Patient selection, referral pathway, and TIPS techniques
This is the second of three blogs focused on the benefits of early transjugular intrahepatic portosystemic shunt (TIPS) procedures for patients suffering from portal hypertension. Read part 1, “Evidence and literature” of the blog post series here and part 3, “Facility protocol” here.
Cook Medical sponsored a webcast discussion between specialists in interventional radiology and hepatology on the need for early transjugular intrahepatic portosystemic shunt (TIPS) procedures in patients who suffer from portal hypertension.
The programme was moderated by Dr. David Patch from the Royal Free Hospital in London and Prof. Otto M. van Delden from Amsterdam University Medical Center. Speakers included Prof. Bernhard Gebauer, director of the interventional radiology department at Charité Campus Virchow Clinic in Berlin; Dr. Virginia Hernández-Gea in the Liver Unit at Hospital Clínic-IDIBAPS in Barcelona; and Dr. Antonio Gaetano Rampoldi, from Niguarda Hospital in Milan.
Hepatologist Dr. Hernández-Gea, an expert on portal hypertension, discussed the role of TIPS in patients with variceal bleeding. She noted that there is no indication for TIPS as a primary prophylactic treatment.
Acute variceal bleeding
According to Dr. Hernández-Gea, when a patient is suffering from acute variceal bleeding, there are two main treatment options:
- Rescue (salvage) TIPS to stop bleeding or multiple re-bleeding episodes and return the patient to a non-emergent scenario
- Pre-emptive TIPS to prevent failure of bleeding and stabilise a high-risk patient
Patients selected to undergo rescue TIPS include those who are intubated with heavy drug support and massive, uncontrolled bleeding, or patients experiencing a failure of bridge therapy (balloon tamponade or oesophageal stent). ‘This is a very critical scenario where the mortality is very high’, she said.

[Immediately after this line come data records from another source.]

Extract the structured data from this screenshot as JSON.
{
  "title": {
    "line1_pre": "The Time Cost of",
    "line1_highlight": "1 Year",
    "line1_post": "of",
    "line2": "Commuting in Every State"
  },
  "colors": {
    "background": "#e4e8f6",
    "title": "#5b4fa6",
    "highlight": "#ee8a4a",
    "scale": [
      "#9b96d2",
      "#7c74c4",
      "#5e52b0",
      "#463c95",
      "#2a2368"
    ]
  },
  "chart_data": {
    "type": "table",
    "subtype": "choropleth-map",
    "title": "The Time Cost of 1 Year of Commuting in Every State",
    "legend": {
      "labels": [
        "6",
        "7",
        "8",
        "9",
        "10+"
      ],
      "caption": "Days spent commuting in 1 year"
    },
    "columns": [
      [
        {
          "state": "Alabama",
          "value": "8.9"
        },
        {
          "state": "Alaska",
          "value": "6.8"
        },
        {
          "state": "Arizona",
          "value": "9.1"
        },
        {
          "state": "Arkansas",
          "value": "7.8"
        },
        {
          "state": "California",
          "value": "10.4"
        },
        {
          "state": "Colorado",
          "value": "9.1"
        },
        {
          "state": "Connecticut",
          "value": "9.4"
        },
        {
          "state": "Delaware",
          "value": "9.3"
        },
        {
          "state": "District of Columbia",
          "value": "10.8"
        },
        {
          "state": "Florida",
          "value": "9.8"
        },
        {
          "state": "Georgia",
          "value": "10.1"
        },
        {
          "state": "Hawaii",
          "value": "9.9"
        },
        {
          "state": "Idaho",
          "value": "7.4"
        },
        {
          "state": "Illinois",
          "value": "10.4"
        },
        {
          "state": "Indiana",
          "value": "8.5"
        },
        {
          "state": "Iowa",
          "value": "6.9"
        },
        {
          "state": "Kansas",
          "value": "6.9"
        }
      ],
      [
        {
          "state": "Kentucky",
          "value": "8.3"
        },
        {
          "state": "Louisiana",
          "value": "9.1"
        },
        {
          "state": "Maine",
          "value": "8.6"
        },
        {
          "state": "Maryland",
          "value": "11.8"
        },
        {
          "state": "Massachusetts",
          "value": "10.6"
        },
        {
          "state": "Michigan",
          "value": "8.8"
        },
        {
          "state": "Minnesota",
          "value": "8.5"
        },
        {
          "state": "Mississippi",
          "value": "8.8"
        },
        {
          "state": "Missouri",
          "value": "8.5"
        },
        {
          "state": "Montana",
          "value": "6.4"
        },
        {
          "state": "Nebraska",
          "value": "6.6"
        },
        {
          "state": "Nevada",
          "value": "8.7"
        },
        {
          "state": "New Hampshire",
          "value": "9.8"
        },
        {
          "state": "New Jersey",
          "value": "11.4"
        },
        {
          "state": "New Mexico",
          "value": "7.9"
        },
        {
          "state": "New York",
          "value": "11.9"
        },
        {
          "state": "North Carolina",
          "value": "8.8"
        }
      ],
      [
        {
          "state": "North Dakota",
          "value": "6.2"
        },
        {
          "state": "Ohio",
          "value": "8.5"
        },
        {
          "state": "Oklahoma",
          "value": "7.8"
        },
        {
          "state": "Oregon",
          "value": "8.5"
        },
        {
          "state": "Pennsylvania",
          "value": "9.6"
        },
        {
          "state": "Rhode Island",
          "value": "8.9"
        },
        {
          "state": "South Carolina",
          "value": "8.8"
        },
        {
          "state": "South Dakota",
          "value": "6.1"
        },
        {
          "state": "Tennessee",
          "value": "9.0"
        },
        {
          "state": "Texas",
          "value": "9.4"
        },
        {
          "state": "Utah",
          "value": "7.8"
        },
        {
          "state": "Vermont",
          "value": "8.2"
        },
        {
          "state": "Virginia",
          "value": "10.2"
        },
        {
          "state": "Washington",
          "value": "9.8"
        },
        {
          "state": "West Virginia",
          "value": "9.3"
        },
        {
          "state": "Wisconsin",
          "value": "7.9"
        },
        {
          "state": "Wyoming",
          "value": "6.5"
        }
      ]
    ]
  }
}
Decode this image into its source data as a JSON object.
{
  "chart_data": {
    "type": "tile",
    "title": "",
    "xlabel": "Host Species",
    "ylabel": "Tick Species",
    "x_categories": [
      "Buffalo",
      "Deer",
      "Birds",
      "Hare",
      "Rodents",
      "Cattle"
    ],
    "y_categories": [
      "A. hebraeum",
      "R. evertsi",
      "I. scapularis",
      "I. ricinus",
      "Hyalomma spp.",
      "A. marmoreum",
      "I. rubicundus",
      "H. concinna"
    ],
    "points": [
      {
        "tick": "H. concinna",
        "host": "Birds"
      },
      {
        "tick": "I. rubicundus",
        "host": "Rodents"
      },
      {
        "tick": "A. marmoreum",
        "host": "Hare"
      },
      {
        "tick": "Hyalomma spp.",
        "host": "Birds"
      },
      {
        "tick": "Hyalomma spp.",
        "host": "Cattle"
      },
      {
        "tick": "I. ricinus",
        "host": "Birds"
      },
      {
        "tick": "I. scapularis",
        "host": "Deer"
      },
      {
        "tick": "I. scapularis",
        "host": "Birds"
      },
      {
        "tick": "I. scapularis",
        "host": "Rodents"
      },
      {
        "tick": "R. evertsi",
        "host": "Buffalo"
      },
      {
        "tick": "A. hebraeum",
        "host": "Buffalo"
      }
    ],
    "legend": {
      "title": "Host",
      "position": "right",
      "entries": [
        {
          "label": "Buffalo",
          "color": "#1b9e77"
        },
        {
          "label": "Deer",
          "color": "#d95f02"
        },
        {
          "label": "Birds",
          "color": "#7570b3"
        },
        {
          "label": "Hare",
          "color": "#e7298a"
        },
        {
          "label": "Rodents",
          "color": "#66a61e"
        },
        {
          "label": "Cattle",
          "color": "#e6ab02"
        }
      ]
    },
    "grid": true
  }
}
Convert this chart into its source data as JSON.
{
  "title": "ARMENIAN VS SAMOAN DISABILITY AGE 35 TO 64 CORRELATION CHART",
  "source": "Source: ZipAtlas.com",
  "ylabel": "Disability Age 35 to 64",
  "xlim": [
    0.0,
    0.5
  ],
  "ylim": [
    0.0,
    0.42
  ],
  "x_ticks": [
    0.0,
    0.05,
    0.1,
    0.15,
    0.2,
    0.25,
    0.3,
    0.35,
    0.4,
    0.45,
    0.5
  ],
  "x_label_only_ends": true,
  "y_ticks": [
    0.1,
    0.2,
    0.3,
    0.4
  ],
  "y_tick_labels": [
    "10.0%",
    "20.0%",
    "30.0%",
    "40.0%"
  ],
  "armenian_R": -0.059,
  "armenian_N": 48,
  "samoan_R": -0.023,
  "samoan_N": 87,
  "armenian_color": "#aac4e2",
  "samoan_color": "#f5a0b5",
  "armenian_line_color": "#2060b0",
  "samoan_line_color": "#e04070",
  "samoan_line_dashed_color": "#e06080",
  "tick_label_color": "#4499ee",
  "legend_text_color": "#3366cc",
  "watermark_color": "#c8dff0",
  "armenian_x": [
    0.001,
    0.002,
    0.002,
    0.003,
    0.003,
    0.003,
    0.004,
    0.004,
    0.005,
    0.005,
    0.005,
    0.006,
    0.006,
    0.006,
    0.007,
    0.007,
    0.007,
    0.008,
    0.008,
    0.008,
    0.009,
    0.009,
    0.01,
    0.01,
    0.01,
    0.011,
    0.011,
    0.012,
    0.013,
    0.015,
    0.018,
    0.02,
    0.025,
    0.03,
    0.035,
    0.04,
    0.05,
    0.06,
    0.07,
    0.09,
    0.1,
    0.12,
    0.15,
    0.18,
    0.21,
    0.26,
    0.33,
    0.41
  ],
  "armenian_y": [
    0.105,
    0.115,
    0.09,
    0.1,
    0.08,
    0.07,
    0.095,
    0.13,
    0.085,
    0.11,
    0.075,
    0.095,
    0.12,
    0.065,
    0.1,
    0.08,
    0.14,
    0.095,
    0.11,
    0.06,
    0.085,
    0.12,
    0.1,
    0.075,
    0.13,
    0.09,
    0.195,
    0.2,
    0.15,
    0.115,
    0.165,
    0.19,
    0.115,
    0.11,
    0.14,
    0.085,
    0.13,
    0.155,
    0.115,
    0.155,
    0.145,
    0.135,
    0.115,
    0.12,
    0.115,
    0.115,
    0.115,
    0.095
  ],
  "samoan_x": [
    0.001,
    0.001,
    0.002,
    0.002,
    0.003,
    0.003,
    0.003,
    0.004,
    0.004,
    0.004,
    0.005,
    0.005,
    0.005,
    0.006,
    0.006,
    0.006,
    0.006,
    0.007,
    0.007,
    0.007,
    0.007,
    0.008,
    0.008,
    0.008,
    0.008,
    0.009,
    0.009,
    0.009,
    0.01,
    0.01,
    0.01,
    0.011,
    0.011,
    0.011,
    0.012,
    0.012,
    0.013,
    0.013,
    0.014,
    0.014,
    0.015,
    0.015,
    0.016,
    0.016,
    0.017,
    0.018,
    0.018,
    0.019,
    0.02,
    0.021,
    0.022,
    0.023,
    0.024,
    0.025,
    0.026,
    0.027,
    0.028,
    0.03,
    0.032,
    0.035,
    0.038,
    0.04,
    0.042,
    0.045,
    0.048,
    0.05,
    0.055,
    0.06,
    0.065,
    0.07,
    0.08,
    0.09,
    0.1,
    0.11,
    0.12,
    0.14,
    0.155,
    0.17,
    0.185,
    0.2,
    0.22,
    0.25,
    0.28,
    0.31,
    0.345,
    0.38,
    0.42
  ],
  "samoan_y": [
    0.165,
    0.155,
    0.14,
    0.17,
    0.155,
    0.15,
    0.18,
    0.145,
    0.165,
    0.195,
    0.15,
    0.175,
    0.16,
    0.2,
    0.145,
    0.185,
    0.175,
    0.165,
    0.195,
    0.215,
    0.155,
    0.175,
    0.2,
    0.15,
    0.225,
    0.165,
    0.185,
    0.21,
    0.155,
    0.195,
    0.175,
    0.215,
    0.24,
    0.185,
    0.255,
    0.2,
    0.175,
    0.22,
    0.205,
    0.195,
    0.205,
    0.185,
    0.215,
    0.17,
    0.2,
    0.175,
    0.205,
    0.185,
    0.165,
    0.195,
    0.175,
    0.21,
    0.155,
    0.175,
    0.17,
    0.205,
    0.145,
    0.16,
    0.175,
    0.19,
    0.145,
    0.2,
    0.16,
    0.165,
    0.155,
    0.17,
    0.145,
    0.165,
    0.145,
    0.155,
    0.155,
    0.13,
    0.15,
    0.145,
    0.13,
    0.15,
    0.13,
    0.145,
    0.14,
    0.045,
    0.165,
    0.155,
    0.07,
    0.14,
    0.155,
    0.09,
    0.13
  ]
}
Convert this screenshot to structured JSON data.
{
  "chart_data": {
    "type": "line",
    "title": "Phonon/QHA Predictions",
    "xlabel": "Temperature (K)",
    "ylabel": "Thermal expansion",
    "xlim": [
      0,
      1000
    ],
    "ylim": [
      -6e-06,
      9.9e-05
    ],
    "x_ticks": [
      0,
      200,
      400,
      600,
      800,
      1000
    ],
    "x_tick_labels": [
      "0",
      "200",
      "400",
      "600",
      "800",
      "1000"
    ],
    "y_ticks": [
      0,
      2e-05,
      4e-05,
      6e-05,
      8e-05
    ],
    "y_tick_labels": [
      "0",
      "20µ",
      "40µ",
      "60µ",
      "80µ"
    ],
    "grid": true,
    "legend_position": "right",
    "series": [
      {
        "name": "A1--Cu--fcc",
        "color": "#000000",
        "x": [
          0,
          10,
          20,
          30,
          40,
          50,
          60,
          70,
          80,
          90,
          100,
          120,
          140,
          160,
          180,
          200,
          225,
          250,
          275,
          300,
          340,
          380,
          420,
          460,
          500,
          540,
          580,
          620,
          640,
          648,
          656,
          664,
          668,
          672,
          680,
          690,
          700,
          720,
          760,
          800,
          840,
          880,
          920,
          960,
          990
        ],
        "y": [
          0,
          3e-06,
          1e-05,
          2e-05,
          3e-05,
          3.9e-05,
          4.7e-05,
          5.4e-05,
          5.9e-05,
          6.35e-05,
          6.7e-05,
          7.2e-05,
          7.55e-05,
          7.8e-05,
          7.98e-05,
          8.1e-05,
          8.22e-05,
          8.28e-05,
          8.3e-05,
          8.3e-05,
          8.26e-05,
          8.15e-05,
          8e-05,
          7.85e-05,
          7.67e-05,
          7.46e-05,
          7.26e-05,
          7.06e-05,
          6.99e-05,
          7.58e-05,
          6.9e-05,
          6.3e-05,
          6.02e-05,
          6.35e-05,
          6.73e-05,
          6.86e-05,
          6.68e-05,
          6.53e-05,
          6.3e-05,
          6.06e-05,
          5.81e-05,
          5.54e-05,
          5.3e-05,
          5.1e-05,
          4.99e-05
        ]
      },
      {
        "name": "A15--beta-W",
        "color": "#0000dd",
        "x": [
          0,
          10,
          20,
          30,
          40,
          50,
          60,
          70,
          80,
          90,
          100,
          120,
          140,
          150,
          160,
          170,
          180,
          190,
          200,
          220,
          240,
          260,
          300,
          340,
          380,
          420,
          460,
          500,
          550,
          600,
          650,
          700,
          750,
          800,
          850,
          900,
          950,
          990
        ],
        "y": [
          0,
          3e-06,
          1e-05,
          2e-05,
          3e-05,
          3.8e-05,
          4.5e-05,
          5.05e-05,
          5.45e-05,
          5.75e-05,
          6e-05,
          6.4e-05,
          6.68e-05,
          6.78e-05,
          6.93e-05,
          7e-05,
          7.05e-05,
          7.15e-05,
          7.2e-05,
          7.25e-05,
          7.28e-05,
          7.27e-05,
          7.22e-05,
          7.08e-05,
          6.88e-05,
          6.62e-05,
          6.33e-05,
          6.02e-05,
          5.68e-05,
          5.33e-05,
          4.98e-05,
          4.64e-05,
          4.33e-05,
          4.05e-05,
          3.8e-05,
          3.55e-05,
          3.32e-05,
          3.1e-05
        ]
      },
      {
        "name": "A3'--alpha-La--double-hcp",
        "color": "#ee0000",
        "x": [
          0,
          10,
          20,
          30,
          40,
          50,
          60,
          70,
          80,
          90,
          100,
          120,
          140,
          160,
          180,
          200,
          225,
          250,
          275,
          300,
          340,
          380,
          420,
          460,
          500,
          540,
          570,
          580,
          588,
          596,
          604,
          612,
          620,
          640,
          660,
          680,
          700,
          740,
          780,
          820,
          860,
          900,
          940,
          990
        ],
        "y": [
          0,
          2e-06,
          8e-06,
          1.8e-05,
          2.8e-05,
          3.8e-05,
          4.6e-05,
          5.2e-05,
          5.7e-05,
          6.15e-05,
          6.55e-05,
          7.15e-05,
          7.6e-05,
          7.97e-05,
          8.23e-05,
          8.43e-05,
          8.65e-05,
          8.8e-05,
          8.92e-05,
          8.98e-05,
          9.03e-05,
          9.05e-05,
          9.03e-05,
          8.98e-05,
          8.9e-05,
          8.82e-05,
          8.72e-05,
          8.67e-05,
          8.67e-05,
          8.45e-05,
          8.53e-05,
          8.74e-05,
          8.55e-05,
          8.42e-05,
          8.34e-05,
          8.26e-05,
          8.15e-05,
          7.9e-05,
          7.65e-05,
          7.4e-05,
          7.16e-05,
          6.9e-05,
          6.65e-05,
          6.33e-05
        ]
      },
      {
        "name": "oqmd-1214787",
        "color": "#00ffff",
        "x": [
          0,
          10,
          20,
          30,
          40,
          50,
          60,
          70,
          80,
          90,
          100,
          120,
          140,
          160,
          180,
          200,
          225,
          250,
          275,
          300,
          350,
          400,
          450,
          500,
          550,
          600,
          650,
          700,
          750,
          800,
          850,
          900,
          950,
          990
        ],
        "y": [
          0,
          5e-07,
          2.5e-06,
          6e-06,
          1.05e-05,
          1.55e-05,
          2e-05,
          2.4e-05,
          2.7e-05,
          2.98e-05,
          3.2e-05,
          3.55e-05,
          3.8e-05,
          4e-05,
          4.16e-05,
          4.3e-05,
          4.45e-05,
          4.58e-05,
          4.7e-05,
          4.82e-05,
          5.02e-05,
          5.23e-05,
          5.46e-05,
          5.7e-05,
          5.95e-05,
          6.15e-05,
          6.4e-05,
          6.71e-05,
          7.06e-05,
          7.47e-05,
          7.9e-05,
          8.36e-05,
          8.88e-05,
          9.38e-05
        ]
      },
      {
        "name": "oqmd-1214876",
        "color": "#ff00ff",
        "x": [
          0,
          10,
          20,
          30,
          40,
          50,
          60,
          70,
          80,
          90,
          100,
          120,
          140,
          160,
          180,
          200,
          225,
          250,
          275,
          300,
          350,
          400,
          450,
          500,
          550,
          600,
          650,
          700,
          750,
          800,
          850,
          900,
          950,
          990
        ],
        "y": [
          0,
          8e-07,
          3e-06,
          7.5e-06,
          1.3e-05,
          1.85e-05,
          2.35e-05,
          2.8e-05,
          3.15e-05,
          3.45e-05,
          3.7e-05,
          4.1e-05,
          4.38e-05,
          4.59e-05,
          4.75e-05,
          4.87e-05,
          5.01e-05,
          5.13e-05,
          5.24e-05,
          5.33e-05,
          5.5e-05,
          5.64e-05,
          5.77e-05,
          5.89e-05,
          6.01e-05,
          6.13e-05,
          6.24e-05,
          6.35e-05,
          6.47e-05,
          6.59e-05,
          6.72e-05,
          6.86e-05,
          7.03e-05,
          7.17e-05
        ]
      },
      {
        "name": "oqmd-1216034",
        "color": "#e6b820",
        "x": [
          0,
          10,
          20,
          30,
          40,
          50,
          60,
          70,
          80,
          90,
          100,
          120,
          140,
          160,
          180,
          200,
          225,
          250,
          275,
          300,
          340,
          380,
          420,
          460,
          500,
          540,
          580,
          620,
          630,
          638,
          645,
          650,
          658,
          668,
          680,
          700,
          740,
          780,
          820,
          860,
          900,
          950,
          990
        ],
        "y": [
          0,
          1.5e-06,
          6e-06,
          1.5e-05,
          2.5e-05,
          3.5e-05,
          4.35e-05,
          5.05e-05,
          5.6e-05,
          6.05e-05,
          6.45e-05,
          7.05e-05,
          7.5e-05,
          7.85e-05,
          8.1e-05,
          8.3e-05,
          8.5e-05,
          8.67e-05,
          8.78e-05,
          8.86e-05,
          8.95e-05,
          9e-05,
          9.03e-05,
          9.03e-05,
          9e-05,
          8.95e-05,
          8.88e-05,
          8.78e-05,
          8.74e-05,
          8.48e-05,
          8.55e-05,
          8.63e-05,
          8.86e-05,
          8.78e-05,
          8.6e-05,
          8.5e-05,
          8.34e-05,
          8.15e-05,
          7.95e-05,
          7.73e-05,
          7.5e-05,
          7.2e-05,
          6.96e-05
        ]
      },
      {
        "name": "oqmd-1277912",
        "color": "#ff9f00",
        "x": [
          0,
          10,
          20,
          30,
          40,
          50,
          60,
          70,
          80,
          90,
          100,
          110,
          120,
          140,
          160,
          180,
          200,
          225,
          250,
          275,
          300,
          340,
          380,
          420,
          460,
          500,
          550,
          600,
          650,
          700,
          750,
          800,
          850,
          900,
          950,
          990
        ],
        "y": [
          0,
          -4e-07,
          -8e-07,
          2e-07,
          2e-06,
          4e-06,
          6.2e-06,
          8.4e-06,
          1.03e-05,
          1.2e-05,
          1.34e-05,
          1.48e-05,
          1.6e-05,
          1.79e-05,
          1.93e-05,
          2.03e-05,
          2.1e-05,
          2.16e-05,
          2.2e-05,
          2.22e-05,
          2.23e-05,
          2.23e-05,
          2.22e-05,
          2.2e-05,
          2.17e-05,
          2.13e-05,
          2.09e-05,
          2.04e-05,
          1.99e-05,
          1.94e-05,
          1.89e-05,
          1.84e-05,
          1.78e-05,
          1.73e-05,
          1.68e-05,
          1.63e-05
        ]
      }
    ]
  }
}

Dr. Hernandez-Gea explained that 20% of patients with variceal bleeding will respond to the treatment but are at risk of early re-bleeding.
Therefore, preemptive TIPS must be placed in these high-risk patients as soon as possible to prevent re-bleeding, failure, and mortality. A landmark study (Graham & Smith, Gastroenterol, 1981) showed bleeding and mortality is concentrated in the first three days, especially in the first 24-48 hours.
According to Dr. Hernández-Gea, there are only two scores that will help guide physicians on determining which patients should receive pre-emptive TIPS: those with HVPG greater than 20 mmHG or those with clinical criteria such as Child-Pugh C scores less than 14 points and Child B plus active bleeding at endoscopy.
Based on recent literature (Nicoara-Farcau O, et al. Gastroenterol, 2021), patient stratification helps to clearly identify patients who will benefit from an early intervention. ‘We should stratify patients and go for Child B more than 7 points with active bleeding to place the TIPS’, she said.
Patients with Child B without bleeding do not benefit from pre-emptive TIPS. Patients with a Child B greater than 7 have the greatest survival benefit undergoing pre-emptive TIPS.
In an American study evaluating 5,529 patients (Sarwar A, et al. Hepatology, 2018), mortality is correlated with the number of TIPS placements at the institution. Hospitals placing more than 20 TIPS per year have lower mortality rates. Therefore, in the best interest of the patient, said Dr. Hernández-Gea, hospitals that place only a few TIPS per year should refer these patients to centres of expertise.
All participants are paid consultants of Cook Medical.